Morgan: Once more for those of us who don't have an encyclopedic memory?

  • CSI. Two words: Gil Grissom. Ray and DB have gotten into the act a little bit since Grissom's departure, but they can't compete with Gil.
  • Mac from CSI: NY is another case. It doesn't matter what unusual hobby the victim had, Mac is well versed in it.

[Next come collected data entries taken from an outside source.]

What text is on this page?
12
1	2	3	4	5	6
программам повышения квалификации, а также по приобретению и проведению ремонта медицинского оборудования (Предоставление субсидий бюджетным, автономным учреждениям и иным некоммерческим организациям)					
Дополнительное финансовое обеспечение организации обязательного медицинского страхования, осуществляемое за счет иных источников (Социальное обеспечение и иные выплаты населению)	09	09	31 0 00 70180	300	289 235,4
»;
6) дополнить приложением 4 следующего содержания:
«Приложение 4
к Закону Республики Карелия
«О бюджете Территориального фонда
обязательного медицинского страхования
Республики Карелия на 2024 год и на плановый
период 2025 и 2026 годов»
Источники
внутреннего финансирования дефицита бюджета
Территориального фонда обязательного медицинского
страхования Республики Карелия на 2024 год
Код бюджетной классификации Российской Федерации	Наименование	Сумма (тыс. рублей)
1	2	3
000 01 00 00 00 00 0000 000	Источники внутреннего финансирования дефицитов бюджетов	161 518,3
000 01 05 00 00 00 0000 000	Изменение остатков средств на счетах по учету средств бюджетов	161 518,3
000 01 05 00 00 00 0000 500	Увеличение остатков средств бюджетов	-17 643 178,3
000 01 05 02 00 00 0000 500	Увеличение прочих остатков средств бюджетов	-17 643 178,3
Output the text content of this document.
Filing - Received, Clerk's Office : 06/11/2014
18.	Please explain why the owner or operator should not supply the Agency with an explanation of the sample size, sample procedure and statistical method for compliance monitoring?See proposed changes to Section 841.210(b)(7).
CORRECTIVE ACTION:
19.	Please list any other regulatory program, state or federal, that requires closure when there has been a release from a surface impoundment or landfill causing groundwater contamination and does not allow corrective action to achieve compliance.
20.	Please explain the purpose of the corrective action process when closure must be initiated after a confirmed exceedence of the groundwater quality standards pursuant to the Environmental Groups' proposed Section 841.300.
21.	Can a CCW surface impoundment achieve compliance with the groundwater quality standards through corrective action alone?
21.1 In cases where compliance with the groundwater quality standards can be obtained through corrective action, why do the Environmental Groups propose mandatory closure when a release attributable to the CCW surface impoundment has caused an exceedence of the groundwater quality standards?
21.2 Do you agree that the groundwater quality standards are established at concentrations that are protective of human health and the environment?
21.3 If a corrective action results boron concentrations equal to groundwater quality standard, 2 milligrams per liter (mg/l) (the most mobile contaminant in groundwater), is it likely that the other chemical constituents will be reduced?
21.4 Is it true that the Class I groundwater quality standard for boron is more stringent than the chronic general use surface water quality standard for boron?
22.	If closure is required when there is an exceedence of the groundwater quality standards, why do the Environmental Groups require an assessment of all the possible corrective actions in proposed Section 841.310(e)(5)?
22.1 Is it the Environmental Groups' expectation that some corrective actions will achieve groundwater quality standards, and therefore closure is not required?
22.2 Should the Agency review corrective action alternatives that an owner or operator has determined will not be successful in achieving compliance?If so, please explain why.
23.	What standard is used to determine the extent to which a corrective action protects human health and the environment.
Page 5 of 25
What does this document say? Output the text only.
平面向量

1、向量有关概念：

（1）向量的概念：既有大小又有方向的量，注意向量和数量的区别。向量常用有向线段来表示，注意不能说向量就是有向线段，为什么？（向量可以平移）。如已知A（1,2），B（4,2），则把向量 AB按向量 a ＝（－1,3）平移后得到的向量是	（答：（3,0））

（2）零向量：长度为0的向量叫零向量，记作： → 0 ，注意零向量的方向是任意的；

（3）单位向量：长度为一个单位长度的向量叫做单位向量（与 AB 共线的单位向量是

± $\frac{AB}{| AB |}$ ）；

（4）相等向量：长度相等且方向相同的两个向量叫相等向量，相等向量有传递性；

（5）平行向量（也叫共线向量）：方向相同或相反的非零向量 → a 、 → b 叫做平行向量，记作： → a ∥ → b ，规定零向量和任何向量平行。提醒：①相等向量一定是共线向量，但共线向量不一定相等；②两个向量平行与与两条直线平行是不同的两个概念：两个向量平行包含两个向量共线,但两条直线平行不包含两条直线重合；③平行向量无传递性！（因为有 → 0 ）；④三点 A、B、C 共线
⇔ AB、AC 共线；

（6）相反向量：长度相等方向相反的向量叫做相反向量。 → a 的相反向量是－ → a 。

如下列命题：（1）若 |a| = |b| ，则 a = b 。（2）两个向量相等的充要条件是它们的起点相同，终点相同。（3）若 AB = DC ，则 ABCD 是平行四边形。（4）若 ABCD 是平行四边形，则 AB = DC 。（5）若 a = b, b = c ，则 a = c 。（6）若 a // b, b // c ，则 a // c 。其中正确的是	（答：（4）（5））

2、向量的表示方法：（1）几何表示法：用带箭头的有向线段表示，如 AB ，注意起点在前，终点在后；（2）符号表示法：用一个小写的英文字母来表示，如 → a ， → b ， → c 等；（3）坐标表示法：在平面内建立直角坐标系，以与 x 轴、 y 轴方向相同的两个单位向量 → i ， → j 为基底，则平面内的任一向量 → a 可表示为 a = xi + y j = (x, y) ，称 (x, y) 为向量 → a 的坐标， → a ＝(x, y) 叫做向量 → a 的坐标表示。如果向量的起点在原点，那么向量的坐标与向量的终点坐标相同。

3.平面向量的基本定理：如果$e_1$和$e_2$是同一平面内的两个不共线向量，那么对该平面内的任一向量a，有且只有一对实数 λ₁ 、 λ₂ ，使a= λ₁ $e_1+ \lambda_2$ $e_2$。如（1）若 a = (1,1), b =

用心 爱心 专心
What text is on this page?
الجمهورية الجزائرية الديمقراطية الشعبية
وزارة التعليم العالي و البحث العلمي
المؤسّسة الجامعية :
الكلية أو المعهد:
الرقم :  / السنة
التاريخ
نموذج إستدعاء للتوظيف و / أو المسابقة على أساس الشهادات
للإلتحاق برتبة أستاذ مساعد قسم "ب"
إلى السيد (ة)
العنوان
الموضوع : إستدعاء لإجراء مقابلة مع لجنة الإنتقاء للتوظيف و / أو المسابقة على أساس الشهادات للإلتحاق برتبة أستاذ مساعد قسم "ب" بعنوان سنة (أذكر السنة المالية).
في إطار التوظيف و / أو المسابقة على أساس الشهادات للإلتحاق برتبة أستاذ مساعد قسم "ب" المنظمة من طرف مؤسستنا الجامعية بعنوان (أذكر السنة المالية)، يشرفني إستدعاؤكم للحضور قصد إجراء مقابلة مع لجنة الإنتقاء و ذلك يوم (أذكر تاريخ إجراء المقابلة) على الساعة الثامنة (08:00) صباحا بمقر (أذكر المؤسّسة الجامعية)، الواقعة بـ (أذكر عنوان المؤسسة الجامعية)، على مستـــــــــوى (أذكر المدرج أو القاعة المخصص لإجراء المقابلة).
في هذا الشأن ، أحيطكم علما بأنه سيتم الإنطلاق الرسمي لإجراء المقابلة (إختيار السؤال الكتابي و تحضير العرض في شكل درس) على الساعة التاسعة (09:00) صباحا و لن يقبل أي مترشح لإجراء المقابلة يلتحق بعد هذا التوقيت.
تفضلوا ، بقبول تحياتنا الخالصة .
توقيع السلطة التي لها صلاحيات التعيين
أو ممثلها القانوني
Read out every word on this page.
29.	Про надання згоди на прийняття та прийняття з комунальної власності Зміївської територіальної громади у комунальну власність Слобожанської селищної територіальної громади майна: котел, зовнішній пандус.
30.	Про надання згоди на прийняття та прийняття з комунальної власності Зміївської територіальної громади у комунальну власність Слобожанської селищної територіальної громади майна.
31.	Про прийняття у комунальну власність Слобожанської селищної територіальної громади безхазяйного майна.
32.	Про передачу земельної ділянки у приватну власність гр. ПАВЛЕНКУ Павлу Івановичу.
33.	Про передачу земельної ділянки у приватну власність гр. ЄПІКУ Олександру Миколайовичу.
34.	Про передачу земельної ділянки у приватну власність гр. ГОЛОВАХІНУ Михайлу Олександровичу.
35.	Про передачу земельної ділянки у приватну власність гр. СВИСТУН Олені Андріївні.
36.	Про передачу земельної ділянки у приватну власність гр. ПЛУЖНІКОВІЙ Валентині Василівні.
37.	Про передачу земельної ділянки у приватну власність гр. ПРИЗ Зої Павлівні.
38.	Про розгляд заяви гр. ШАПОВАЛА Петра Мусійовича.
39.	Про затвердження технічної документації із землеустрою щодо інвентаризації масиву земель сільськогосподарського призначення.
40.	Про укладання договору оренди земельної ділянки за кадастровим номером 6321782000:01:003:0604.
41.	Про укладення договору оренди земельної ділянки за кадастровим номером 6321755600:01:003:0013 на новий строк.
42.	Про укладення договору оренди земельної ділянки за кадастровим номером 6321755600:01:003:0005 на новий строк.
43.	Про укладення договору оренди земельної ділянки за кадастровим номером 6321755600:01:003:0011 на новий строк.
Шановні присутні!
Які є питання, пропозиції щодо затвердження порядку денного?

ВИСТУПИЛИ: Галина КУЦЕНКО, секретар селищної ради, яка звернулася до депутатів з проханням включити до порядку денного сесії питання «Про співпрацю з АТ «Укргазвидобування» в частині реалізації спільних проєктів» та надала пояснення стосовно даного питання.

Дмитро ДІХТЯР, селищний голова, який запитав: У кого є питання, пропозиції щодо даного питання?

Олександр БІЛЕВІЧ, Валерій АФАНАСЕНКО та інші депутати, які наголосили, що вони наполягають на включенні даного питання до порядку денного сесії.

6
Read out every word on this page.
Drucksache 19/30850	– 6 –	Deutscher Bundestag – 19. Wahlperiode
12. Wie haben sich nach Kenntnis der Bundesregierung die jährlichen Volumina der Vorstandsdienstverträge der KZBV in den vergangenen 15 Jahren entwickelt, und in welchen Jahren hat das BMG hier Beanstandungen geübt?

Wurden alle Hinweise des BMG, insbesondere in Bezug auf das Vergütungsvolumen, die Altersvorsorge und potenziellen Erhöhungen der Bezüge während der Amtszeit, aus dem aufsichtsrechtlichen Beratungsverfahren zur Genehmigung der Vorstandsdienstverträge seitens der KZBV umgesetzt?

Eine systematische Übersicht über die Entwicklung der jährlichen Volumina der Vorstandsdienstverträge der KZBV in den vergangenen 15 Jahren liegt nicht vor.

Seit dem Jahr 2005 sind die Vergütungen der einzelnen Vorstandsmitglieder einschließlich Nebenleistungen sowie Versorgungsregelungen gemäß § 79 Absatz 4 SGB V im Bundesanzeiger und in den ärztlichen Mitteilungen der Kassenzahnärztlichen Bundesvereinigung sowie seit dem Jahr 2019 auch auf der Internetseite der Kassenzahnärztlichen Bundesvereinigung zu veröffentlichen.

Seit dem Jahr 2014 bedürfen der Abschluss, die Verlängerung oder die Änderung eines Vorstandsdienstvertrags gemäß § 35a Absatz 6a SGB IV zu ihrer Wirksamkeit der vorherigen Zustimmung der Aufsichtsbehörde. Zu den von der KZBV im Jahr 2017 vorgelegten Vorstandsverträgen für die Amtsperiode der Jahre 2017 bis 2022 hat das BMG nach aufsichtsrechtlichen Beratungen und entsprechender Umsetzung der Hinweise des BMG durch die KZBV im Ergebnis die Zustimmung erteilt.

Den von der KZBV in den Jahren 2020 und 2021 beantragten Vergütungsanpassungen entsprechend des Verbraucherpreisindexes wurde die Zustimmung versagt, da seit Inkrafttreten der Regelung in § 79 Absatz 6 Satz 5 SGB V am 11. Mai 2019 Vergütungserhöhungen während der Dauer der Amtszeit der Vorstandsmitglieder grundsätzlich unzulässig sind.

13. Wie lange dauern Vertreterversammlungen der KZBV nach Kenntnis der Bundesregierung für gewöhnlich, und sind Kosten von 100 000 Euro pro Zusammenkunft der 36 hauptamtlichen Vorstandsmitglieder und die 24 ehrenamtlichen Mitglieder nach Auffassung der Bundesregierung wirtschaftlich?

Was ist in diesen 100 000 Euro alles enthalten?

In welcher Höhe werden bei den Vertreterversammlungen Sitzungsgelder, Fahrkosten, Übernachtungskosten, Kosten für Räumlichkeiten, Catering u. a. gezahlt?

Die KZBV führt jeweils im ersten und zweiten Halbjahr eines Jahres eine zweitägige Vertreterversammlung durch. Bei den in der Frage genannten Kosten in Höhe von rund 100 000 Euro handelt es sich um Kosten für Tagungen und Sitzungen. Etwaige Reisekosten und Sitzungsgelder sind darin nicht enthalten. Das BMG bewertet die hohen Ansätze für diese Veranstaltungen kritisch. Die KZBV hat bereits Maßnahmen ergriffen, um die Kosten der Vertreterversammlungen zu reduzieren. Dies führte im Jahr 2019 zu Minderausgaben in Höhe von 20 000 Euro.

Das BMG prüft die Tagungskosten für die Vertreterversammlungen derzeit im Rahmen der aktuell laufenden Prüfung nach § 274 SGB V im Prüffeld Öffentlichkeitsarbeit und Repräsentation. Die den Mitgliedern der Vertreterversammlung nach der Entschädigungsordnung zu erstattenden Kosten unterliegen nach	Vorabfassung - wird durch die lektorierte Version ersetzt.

  • Vivian Stanshall's Rawlinson End stories feature Reg Smeeton, whose encyclopedic knowledge of trivia is triggered by word association, e.g., when he hears the word "shrewd", he rattles off facts about shrews. Of course, nobody ever listens to him, and his inner monologue consists of complex chains of association that all lead to the conclusion "me = zero". This is true in the LP, film and literary versions as well.

Tabletop RPG

Video Games

Web Original

  • The Hermit, one of the TAROT villains from the Global Guardians PBEM Universe, retains a perfect memory of everything he ever experienced from the time of his childbirth, and is a voracious reader. He's also one of the world's smartest people, allowing him to put his Encyclopedic Knowledge of everything to use against his opponents. He's a villain the heroes hate going up against, simply because he's so annoyingly effective.

Western Animation

  • In every episode of The Magic School Bus, Dorothy Ann provides information about the topic of the day from her research.
  • There is also "Mr. Know-it-all", a recurring sketch from one of the Bullwinkle series. Actually a parody, as Bullwinkle (who plays Mr. Know-it-all) has knowledge that is less than encyclopedic.
    • A more straightforward example is Mr. Peabody from the "Peabody's Improbable History" segments of the same show.
  • Tom on The Amazing Chan and The Chan Clan, most notably in episodes 14 and 16.
  • The Transformers have the Autobot Rewind, whose entire personality shtick is that he loves collecting trivial factoids about anything and everything.